The data reveal that 30.8 percent of people who work at online-only publications are people of color. It is a gain of 5 percentage points compared to 2018, when people of color only made up 25.6 percent of journalists who worked in newsrooms that did not have a print publication.
“One of the good things about the internet and digital is there’s plenty more opportunities, more outlets for people of color,” said Prince, the Journal-isms columnist.
BuzzFeed is a highly diverse news company. According to Gabriel Arana’s 2018 CJR Report, BuzzFeed is a “rare media outlet where diversity on staff matches that of the population.”
Last March, Jonah Peretti, BuzzFeed’s CEO, released a 2019 Diversity Report on the company. Its newsroom is 59 percent white, with 36 percent people of color. Of its newsroom staff, 5 percent did not disclose their race.
The overall staff of the company is 62 percent white and 34 percent people of color, and 4 percent did not disclose their race. According to a 2015 Diversity Report by BuzzFeed, six years ago, the company was 74 percent white.
“In early 2019, BuzzFeed laid off around 225 employees,” said Sydney Baldwin, a BuzzFeed News spokesperson in an email response to this reporter’s request for an interview.
According to the 2019 Diversity Report by Peretti, the layoffs had little impact on BuzzFeed’s diversity overall. “Our layoffs in January impacted ethnic diversity by less than 1 percent,” the report reads.
The report also revealed that minorities make up 27 percent of BuzzFeed’s leadership and 40 percent of its news and content creators.
Similar to The New York Times, BuzzFeed targets diversity and inclusion through several initiatives, including hiring. The company purchased Greenhouse Inclusion, a product that erases names and schools from resumes to remove potential bias about job applications.
In hiring, its initiatives include diverse hiring panels, sharing all open job positions with national news organizations like NABJ, and consistent communication between human resources and hiring managers about the demographics of its candidate pool.
Neither CNN nor The New York Times responded to requests about whether it also employed these strategies.
BuzzFeed addresses the pipeline problem by offering paid internship programs and attending national news organization conferences, such as NABJ, NAHJ and AAJA.
“Of course, we have much more work to do,” Baldwin said. “We remain committed to hiring candidates of all backgrounds, creating opportunities for emerging talent, and offering training and development resources to employees of all levels, all while seeking opportunities for growth.”
In 2019, BuzzFeed received accolades from Forbes as one of the best places to work for diversity and best places for women to work.
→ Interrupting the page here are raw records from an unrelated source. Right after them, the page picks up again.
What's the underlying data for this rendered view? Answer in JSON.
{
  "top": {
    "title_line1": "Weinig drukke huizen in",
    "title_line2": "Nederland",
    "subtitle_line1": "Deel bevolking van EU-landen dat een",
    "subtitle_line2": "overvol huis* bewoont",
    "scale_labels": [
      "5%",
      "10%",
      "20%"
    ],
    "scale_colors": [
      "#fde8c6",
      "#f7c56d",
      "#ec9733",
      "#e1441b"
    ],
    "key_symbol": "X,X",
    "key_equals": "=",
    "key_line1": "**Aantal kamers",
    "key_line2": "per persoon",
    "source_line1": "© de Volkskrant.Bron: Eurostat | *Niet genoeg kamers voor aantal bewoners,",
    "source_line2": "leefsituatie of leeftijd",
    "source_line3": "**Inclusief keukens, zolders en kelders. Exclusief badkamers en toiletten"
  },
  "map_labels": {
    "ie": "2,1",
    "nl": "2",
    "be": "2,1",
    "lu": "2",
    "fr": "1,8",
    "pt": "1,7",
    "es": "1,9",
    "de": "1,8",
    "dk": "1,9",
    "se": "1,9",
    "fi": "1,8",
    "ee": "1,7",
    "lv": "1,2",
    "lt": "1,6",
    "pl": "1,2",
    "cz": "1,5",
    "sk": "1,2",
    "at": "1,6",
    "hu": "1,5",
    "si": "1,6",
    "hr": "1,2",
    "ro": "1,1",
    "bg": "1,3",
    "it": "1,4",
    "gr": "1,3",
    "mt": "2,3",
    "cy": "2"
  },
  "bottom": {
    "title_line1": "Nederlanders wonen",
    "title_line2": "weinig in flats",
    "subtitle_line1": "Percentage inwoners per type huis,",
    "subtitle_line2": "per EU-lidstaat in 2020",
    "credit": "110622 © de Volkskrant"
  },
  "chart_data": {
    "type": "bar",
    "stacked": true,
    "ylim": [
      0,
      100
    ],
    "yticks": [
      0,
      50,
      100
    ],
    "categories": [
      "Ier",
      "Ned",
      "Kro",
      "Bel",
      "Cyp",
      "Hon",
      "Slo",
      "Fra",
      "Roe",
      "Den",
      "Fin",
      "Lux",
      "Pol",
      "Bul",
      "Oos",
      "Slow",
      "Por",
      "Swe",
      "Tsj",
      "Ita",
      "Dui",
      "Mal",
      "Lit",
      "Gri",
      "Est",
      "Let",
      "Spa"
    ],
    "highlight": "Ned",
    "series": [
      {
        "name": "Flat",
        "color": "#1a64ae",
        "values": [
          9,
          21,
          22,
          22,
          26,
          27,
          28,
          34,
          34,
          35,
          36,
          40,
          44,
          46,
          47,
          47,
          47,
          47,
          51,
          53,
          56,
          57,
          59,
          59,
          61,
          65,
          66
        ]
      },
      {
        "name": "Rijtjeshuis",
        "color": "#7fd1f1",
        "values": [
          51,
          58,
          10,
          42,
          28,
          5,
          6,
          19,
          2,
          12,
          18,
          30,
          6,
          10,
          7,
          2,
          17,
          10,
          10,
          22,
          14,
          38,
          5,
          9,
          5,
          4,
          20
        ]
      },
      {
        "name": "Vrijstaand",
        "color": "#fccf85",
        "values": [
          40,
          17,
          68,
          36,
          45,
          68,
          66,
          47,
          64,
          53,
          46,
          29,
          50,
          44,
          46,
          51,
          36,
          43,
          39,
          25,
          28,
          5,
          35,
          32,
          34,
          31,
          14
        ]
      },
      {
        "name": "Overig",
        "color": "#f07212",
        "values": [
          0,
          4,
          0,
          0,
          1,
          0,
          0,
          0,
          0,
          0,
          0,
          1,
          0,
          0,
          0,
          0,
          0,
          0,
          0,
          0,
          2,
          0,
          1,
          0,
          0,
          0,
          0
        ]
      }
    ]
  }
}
Also, BuzzFeed measures its efforts at inclusion and belonging in the organization by surveying its employees. The report stated that 93 percent of employees agreed that they feel they can be their true selves at BuzzFeed.
The lack of diversity in a newsroom can cause employees to hide their true selves and act as the dominant culture would instead. “I feel bad for people who do that, and I see that activity from people all the time, and it bothers me,” said Christina Carrega, vice president of broadcast at NYABJ. “You can’t even just show your silly accent, loc your straight hair. You know you got them curls underneath there. It irks my nerves that some people feel that they have to be a different person just to get on in their career.”
BuzzFeed was unable to provide its 2020 diversity numbers.
Census figures project the U.S. will be a majority-minority nation by 2044.
“The demographics of the nation are becoming younger and browner,” said Reynolds, of the Maynard Institute. “If news organizations want to be relevant to the audiences that are growing expediently, then diversity better be at the center of everything they do.”